Es wird tatsächlich empfohlen, Salbeitee als ergänzende Behandlung zu trinken, auch wenn man das Schwitzen nicht ganz wegbekommen wird. Den Tee sollte man über den Tag verteilt trinken, in der Regel nicht mehr als drei Tassen. Zu viel Salbei könnte ggf. wieder Nebenwirkungen durch den Inhaltsstoff Thujon verursachen, unter anderem Herzklopfen und Schwindel. Sie können den Salbeitee auch mit einem Lappen auf die Schweißbereiche wie Brust, unter den Armen oder auf dem Kopf verteilen.
Ihr Mann kann den Tee gern etwa eine Woche lang ausprobieren und dann ggf. auf Weidenröschentee wechseln, um zu beobachten, welcher Tee ihm besonders hilft.
Inkontinenz nach einer Operation nicht ungewöhnlich
Nach einer Krebsdiagnose hatte ich eine Prostata-Operation. Die Heilung verlief gut. Allerdings habe ich noch Inkontinenzprobleme beim Laufen. Zur Reha konnte ich nicht, da ich meine Frau mit pflege. Wird sich das Problem noch bessern?
Wenn Sie nicht zur Reha waren, bekommen Sie jetzt aber sicher Physiotherapie. Dieses Programm, dass Ihre Therapeuten mit Ihnen trainieren, sollten Sie ernst nehmen und praktizieren. Nur so kann die notwendige Muskelspannung des Schließmuskels wieder aufgebaut werden und ein Gegensteuern zur Inkontinenz erfolgreich sein.
Krankenkasse bezahlen nicht immer Prostata-MRT - was tun?
Mein PSA-Wert ist von sechs auf über zehn angestiegen. Mein Urologe hat mir deshalb eine Überweisung für ein Prostata-MRT ausgestellt und zugleich bei der Krankenkasse einen Antrag auf Übernahme der Kosten gestellt. Die Krankenkasse hat dies abgelehnt, auch meinen Widerspruch, und ich soll fast 700 Euro selbst zahlen. Das finde ich ganz schön viel.

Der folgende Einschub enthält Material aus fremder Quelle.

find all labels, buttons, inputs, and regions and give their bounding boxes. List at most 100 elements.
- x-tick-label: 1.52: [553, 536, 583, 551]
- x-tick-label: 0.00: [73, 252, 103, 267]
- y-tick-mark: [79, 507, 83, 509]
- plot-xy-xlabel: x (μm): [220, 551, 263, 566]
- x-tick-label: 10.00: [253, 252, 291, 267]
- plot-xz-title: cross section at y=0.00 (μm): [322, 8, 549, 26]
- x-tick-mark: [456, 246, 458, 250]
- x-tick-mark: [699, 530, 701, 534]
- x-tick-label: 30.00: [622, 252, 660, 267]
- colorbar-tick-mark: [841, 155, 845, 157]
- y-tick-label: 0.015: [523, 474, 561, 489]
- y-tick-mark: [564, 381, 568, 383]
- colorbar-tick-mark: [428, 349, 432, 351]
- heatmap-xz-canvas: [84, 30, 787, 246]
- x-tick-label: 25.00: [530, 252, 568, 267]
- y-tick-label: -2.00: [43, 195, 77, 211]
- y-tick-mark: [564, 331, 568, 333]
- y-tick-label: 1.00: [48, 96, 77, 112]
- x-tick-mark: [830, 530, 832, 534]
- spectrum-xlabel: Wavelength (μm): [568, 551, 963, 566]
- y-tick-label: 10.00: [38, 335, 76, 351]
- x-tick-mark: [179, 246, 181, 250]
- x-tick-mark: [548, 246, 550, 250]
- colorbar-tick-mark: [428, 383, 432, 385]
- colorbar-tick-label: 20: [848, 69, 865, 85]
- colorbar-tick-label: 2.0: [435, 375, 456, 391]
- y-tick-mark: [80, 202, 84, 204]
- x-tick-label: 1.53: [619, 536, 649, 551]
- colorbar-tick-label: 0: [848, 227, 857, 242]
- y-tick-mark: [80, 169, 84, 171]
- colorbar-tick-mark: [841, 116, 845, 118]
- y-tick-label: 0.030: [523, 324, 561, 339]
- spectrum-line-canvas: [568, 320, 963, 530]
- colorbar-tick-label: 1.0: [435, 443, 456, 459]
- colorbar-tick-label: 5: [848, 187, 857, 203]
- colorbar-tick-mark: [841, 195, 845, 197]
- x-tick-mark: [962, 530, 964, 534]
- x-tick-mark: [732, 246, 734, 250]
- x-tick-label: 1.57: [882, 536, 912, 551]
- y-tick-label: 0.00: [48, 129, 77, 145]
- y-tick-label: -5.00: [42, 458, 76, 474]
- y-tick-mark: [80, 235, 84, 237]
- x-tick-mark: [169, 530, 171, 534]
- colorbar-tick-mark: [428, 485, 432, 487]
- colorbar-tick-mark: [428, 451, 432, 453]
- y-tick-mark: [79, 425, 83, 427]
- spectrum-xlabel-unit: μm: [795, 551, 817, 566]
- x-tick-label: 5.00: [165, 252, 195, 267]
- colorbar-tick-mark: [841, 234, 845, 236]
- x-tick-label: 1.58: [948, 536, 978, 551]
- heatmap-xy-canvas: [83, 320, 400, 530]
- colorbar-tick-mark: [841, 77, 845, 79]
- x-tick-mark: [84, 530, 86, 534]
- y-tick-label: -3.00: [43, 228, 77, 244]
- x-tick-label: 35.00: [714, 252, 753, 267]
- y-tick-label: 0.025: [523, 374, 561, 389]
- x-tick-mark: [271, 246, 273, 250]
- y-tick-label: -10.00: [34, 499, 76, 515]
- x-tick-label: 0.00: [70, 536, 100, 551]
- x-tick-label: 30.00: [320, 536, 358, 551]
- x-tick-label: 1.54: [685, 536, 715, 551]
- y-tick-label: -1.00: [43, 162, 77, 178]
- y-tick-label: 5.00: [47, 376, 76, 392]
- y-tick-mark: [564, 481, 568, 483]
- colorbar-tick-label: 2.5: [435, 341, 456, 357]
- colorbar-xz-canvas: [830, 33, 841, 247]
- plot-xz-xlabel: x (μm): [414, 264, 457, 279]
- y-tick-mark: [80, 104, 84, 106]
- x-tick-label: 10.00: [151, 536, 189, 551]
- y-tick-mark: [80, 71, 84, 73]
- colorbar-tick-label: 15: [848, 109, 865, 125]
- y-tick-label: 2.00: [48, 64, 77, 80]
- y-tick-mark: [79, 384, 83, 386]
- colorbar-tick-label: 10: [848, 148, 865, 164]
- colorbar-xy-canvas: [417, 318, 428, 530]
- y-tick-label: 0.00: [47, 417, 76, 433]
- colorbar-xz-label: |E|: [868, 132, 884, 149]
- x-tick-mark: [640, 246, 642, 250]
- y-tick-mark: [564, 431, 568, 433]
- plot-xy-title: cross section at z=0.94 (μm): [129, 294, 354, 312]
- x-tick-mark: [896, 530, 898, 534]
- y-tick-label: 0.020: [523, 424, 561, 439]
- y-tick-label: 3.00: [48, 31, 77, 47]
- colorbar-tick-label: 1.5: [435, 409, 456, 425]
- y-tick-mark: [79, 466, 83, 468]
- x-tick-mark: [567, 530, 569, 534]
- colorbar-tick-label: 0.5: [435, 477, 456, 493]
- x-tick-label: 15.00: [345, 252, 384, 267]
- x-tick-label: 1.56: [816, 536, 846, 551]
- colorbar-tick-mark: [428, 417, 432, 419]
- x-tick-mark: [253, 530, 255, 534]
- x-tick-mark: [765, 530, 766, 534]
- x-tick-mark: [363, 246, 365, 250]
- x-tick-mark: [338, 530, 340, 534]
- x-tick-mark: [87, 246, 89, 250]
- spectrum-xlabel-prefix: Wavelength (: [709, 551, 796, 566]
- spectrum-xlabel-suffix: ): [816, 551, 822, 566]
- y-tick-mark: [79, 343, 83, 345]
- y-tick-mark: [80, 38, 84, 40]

Von ähnlichen Kosten berichten auch andere Patienten. Ein multiparametrisches MRT (mpMRT) der Prostata ist aktuell leider keine allgemeine Regelleistung der gesetzlichen Krankenkassen, die Untersuchung ist nicht im Einheitlichen Bewertungsmaßstab (EBM) für die Regelleistung verankert, hier fehlt ein Beschluss des Gemeinsamen Bundesausschusses (GBA).
Einige gesetzliche Krankenkassen bieten mittlerweile über Spezial- oder Selektivverträge (besondere Versorgung) die Kostenübernahme an. Vielleicht finden Sie eine andere Praxis oder Klinik, wo die Kosten nicht so hoch sind.
In Ihrer Krankheitssituation besteht gemäß Empfehlungen der S3-Leitlinie die Empfehlung für ein mpMRT der Prostata. Deshalb hat ihr Urologe Sie überwiesen.
Ich habe gelesen, dass es spezielle Studien zu Prostatakrebs von verschiedenen Universitäten gibt. Wie kann man mehr darüber erfahren?
Es gibt eine Arbeitsgemeinschaft Urologische Onkologie. Diese veröffentlicht derartige Studien bzw. deren Ergebnisse und ist mit allen Universitäten gut vernetzt. Sie können dies umfassend im Netz unter www.AUO-online.de finden und gegebenenfalls mit Ihrem Arzt besprechen.